In order to be conservative the tangible networth is calculated by knocking off the following
• Investments
• Deferred tax assets
• Advance tax
• Loans to CRISIL Risk and Infrastructure solutions
• Provisions
• Capital work-in-progress
So the net worth is positive and growing over years. This is a favorable sign for the banker.

Current liabilities
Among the sundry creditors the company has no amounts due to any micro/ small/medium enterprises as
defined under sec 7(1) of micro, small and medium enterprise development act 2006. From 2006 to 2007
the sundry creditor’s amount went up by 109%. The fees received in advance went up by 78.12% in 2008
when compared to other liabilities. The other liabilities have increased marginally. On the whole there is
an upward trend in current liabilities
Assets
From 2006-2008 the major fixed assets acquired were computers, leasehold improvements to support
expansion of business. The fixed assets include buildings, furniture, office equipments, computers,
vehicles and leasehold improvements with the buildings and computers amounting to 60% of the total
fixed assets. The intangible assets include goodwill, trademark and copyrights

Investments
More than 90% of the long term investments made are in the subsidiaries. A major proportion of the long
term investment is in the equity shares of Irevna Ltd. The current investments amount to more than 50%
of total investments. The company’s short term surplus funds are invested in money market mutual funds,
fixed maturity plans and fixed deposits with the bank.
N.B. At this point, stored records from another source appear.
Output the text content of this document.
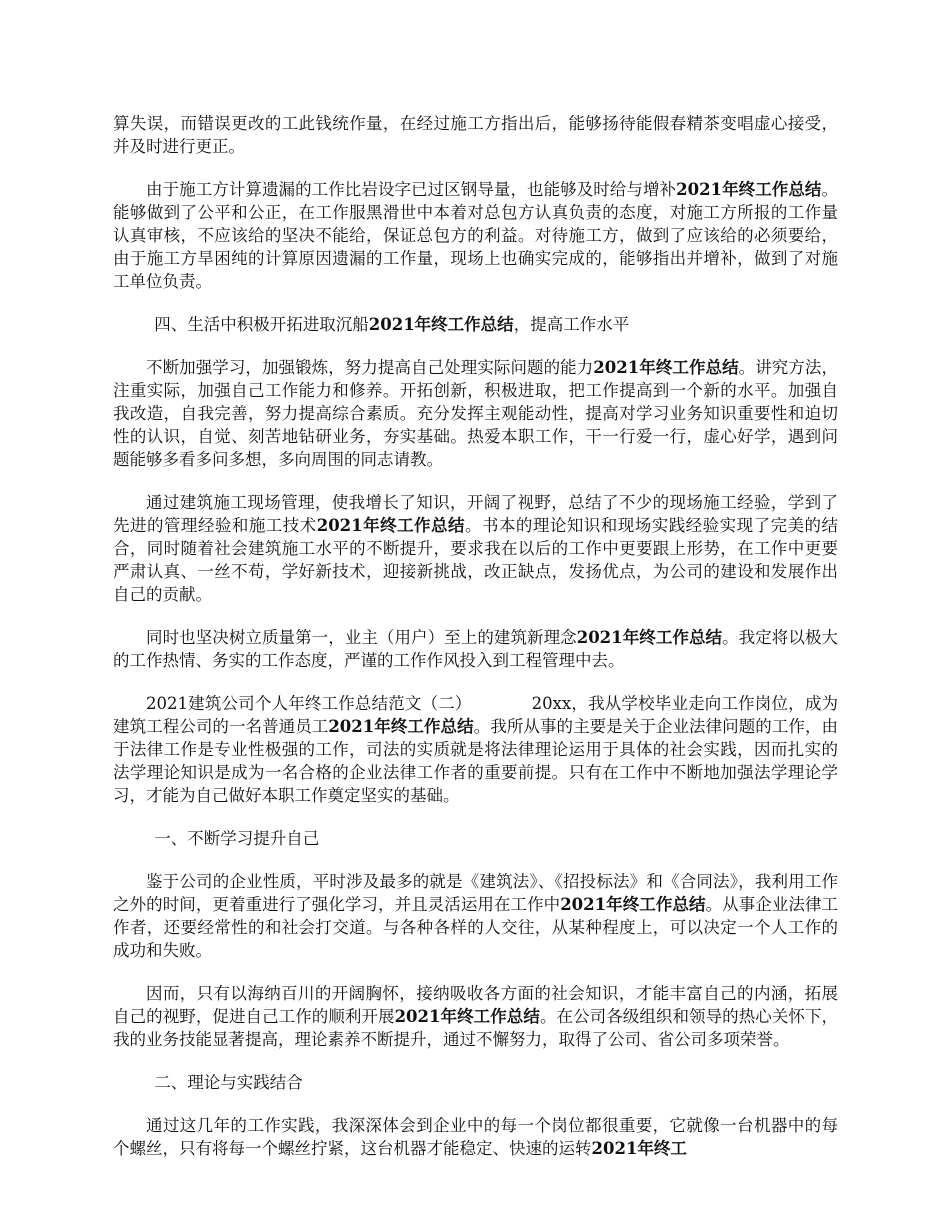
算失误，而错误更改的工此钱统作量，在经过施工方指出后，能够扬待能假春精茶变唱虚心接受，并及时进行更正。

由于施工方计算遗漏的工作比岩设字已过区钢导量，也能够及时给与增补2021年终工作总结。能够做到了公平和公正，在工作服黑滑世中本着对总包方认真负责的态度，对施工方所报的工作量认真审核，不应该给的坚决不能给，保证总包方的利益。对待施工方，做到了应该给的必须要给，由于施工方旱困纯的计算原因遗漏的工作量，现场上也确实完成的，能够指出并增补，做到了对施工单位负责。

四、生活中积极开拓进取沉船2021年终工作总结，提高工作水平

不断加强学习，加强锻炼，努力提高自己处理实际问题的能力2021年终工作总结。讲究方法，注重实际，加强自己工作能力和修养。开拓创新，积极进取，把工作提高到一个新的水平。加强自我改造，自我完善，努力提高综合素质。充分发挥主观能动性，提高对学习业务知识重要性和迫切性的认识，自觉、刻苦地钻研业务，夯实基础。热爱本职工作，干一行爱一行，虚心好学，遇到问题能够多看多问多想，多向周围的同志请教。

通过建筑施工现场管理，使我增长了知识，开阔了视野，总结了不少的现场施工经验，学到了先进的管理经验和施工技术2021年终工作总结。书本的理论知识和现场实践经验实现了完美的结合，同时随着社会建筑施工水平的不断提升，要求我在以后的工作中更要跟上形势，在工作中更要严肃认真、一丝不苟，学好新技术，迎接新挑战，改正缺点，发扬优点，为公司的建设和发展作出自己的贡献。

同时也坚决树立质量第一，业主（用户）至上的建筑新理念2021年终工作总结。我定将以极大的工作热情、务实的工作态度，严谨的工作作风投入到工程管理中去。

2021建筑公司个人年终工作总结范文（二）	20xx，我从学校毕业走向工作岗位，成为建筑工程公司的一名普通员工2021年终工作总结。我所从事的主要是关于企业法律问题的工作，由于法律工作是专业性极强的工作，司法的实质就是将法律理论运用于具体的社会实践，因而扎实的法学理论知识是成为一名合格的企业法律工作者的重要前提。只有在工作中不断地加强法学理论学习，才能为自己做好本职工作奠定坚实的基础。

一、不断学习提升自己

鉴于公司的企业性质，平时涉及最多的就是《建筑法》、《招投标法》和《合同法》，我利用工作之外的时间，更着重进行了强化学习，并且灵活运用在工作中2021年终工作总结。从事企业法律工作者，还要经常性的和社会打交道。与各种各样的人交往，从某种程度上，可以决定一个人工作的成功和失败。

因而，只有以海纳百川的开阔胸怀，接纳吸收各方面的社会知识，才能丰富自己的内涵，拓展自己的视野，促进自己工作的顺利开展2021年终工作总结。在公司各级组织和领导的热心关怀下，我的业务技能显著提高，理论素养不断提升，通过不懈努力，取得了公司、省公司多项荣誉。

二、理论与实践结合

通过这几年的工作实践，我深深体会到企业中的每一个岗位都很重要，它就像一台机器中的每个螺丝，只有将每一个螺丝拧紧，这台机器才能稳定、快速的运转2021年终工
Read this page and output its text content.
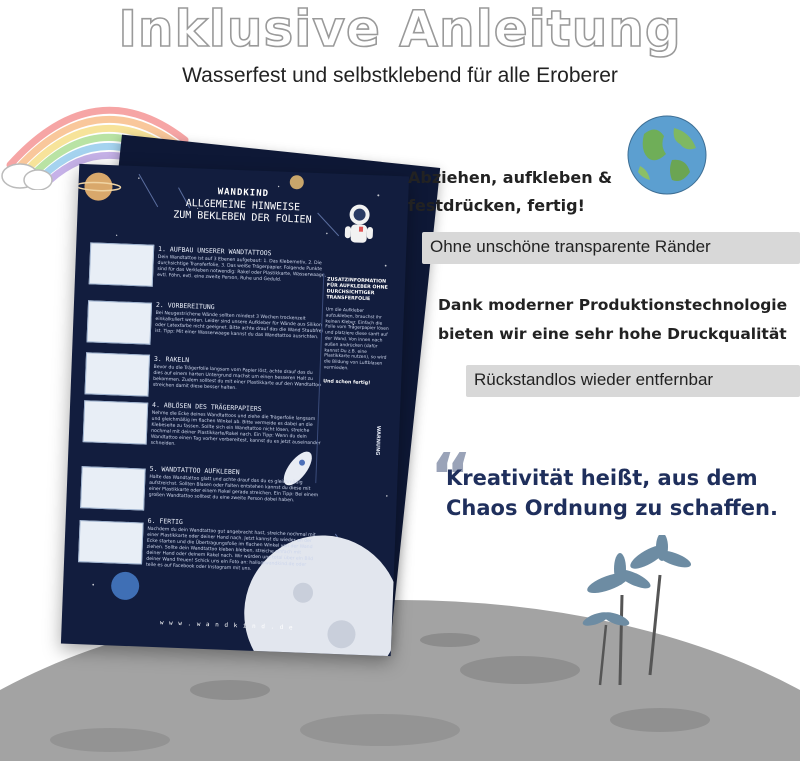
Inklusive Anleitung
Wasserfest und selbstklebend für alle Eroberer
WANDKIND
ALLGEMEINE HINWEISE
ZUM BEKLEBEN DER FOLIEN
1. AUFBAU UNSERER WANDTATTOOS
Dein Wandtattoo ist auf 3 Ebenen aufgebaut: 1. Das Klebemotiv, 2. Die durchsichtige Transferfolie, 3. Das weiße Trägerpapier. Folgende Punkte sind für das Verkleben notwendig: Rakel oder Plastikkarte, Wasserwaage, evtl. Föhn, evtl. eine zweite Person, Ruhe und Geduld.
2. VORBEREITUNG
Bei Neugestrichene Wände sollten mindest 3 Wochen trockenzeit einkalkuliert werden. Leider sind unsere Aufkleber für Wände aus Silikon oder Latexfarbe nicht geeignet. Bitte achte drauf das die Wand Staubfrei ist. Tipp: Mit einer Wasserwaage kannst du das Wandtattoo ausrichten.
3. RAKELN
Bevor du die Trägerfolie langsam vom Papier löst, achte drauf das du dies auf einem harten Untergrund machst um einen besseren Halt zu bekommen. Zudem solltest du mit einer Plastikkarte auf den Wandtattoo streichen damit diese besser halten.
4. ABLÖSEN DES TRÄGERPAPIERS
Nehme die Ecke deines Wandtattoos und ziehe die Trägerfolie langsam und gleichmäßig im flachen Winkel ab. Bitte vermeide es dabei an die Klebeseite zu fassen. Sollte sich ein Wandtattoo nicht lösen, streiche nochmal mit deiner Plastikkarte/Rakel nach. Ein Tipp: Wenn du dein Wandtattoo einen Tag vorher vorbereitest, kannst du es jetzt auseinander schneiden.
5. WANDTATTOO AUFKLEBEN
Halte das Wandtattoo glatt und achte drauf das du es gleichmäßig aufstreichst. Sollten Blasen oder Falten entstehen kannst du diese mit einer Plastikkarte oder einem Rakel gerade streichen. Ein Tipp: Bei einem großen Wandtattoo solltest du eine zweite Person dabei haben.
6. FERTIG
Nachdem du dein Wandtattoo gut angebracht hast, streiche nochmal mit einer Plastikkarte oder deiner Hand nach. Jetzt kannst du wieder an der Ecke starten und die Übertragungsfolie im flachen Winkel von der Wand ziehen. Sollte dein Wandtattoo kleben bleiben, streiche einfach mit deiner Hand oder deinem Rakel nach. Wir würden uns total über ein Bild deiner Wand freuen! Schick uns ein Foto an: hallo@wandkind.de oder teile es auf Facebook oder Instagram mit uns.
ZUSATZINFORMATION FÜR AUFKLEBER OHNE DURCHSICHTIGER TRANSFERFOLIE
Um die Aufkleber aufzukleben, brauchst ihr keinen Kleber. Einfach die Folie vom Trägerpapier lösen und platziere diese sanft auf der Wand. Von innen nach außen andrücken (dafür kannst Du z.B. eine Plastikkarte nutzen), so wird die Bildung von Luftblasen vermieden.
Und schon fertig!
WARNUNG
w w w . w a n d k i n d . d e
Abziehen, aufkleben &
festdrücken, fertig!
Ohne unschöne transparente Ränder
Dank moderner Produktionstechnologie
bieten wir eine sehr hohe Druckqualität
Rückstandlos wieder entfernbar
“
Kreativität heißt, aus dem
Chaos Ordnung zu schaffen.
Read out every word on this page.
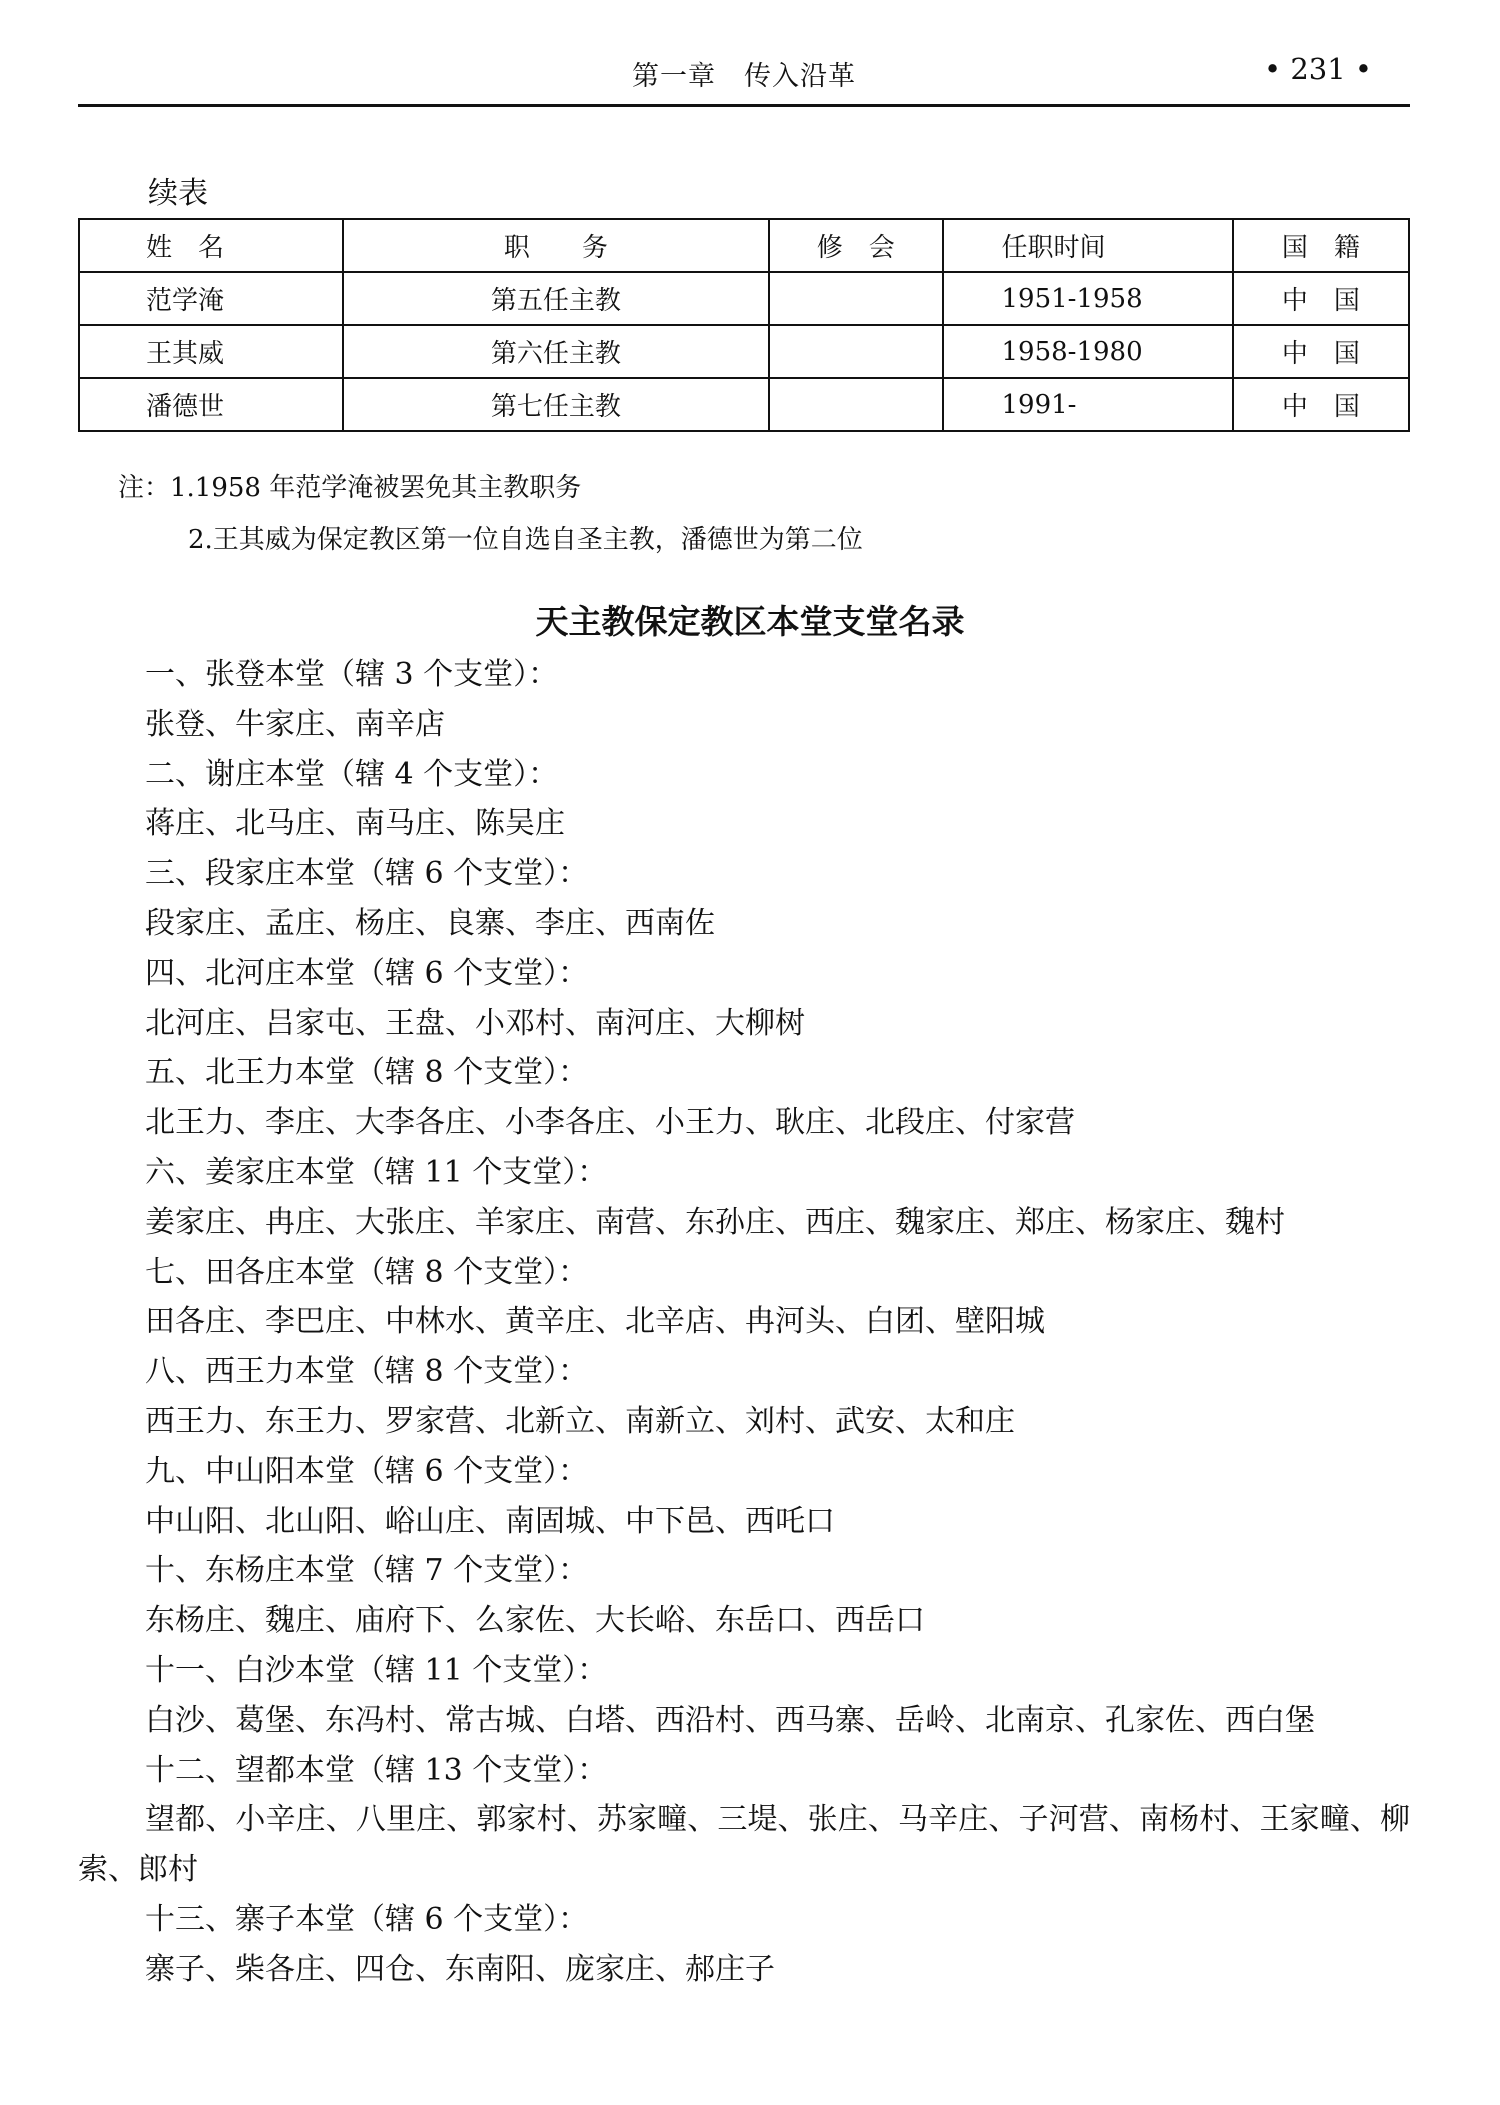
第一章　传入沿革	• 231 •
续表
姓　名	职　　务	修　会	任职时间	国　籍
范学淹	第五任主教		1951-1958	中　国
王其威	第六任主教		1958-1980	中　国
潘德世	第七任主教		1991-	中　国
注：1.1958 年范学淹被罢免其主教职务
2.王其威为保定教区第一位自选自圣主教，潘德世为第二位
天主教保定教区本堂支堂名录
一、张登本堂（辖 3 个支堂）：
张登、牛家庄、南辛店
二、谢庄本堂（辖 4 个支堂）：
蒋庄、北马庄、南马庄、陈吴庄
三、段家庄本堂（辖 6 个支堂）：
段家庄、孟庄、杨庄、良寨、李庄、西南佐
四、北河庄本堂（辖 6 个支堂）：
北河庄、吕家屯、王盘、小邓村、南河庄、大柳树
五、北王力本堂（辖 8 个支堂）：
北王力、李庄、大李各庄、小李各庄、小王力、耿庄、北段庄、付家营
六、姜家庄本堂（辖 11 个支堂）：
姜家庄、冉庄、大张庄、羊家庄、南营、东孙庄、西庄、魏家庄、郑庄、杨家庄、魏村
七、田各庄本堂（辖 8 个支堂）：
田各庄、李巴庄、中林水、黄辛庄、北辛店、冉河头、白团、壁阳城
八、西王力本堂（辖 8 个支堂）：
西王力、东王力、罗家营、北新立、南新立、刘村、武安、太和庄
九、中山阳本堂（辖 6 个支堂）：
中山阳、北山阳、峪山庄、南固城、中下邑、西吒口
十、东杨庄本堂（辖 7 个支堂）：
东杨庄、魏庄、庙府下、么家佐、大长峪、东岳口、西岳口
十一、白沙本堂（辖 11 个支堂）：
白沙、葛堡、东冯村、常古城、白塔、西沿村、西马寨、岳岭、北南京、孔家佐、西白堡
十二、望都本堂（辖 13 个支堂）：
望都、小辛庄、八里庄、郭家村、苏家疃、三堤、张庄、马辛庄、子河营、南杨村、王家疃、柳索、郎村
十三、寨子本堂（辖 6 个支堂）：
寨子、柴各庄、四仓、东南阳、庞家庄、郝庄子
From 2006-2007 the investments in mutual funds
went up by 165.33%

Current assets
The unsecured doubtful debts are constantly increasing from 2006. In 2008 the doubtful debts went up by
287% from 0.56 crores to 2.19 crores. All the debts are unsecured in nature. The other debts also rose
from 2006. The sundry debtors amount went up by 165.8% from 25.5 crores in 2006 to 67.82 crores in
2007. It went upto 80.3 crores in 2008. Debtors as a percentage of operating revenue increased from 17%
in 2006 to 27% in 2007 mainly on account of merger of subsidiaries and it improved to 21% in 2008
mainly due to the collection efforts.
In case of the bank balances the balance in the deposit accounts increased in the year 2008 over the
previous years. Loans and advances comprise of loans to staffs, advances recoverable in cash or kind and
sundry deposits. The sundry deposits also have seen a sharp increase since 2006.

Effective tax rates


The effective tax rates have reduced since 2006. In 2006 the rate was 40.5% and it came down to 21.5 %
in 2008. The taxable income is showing a upward trend.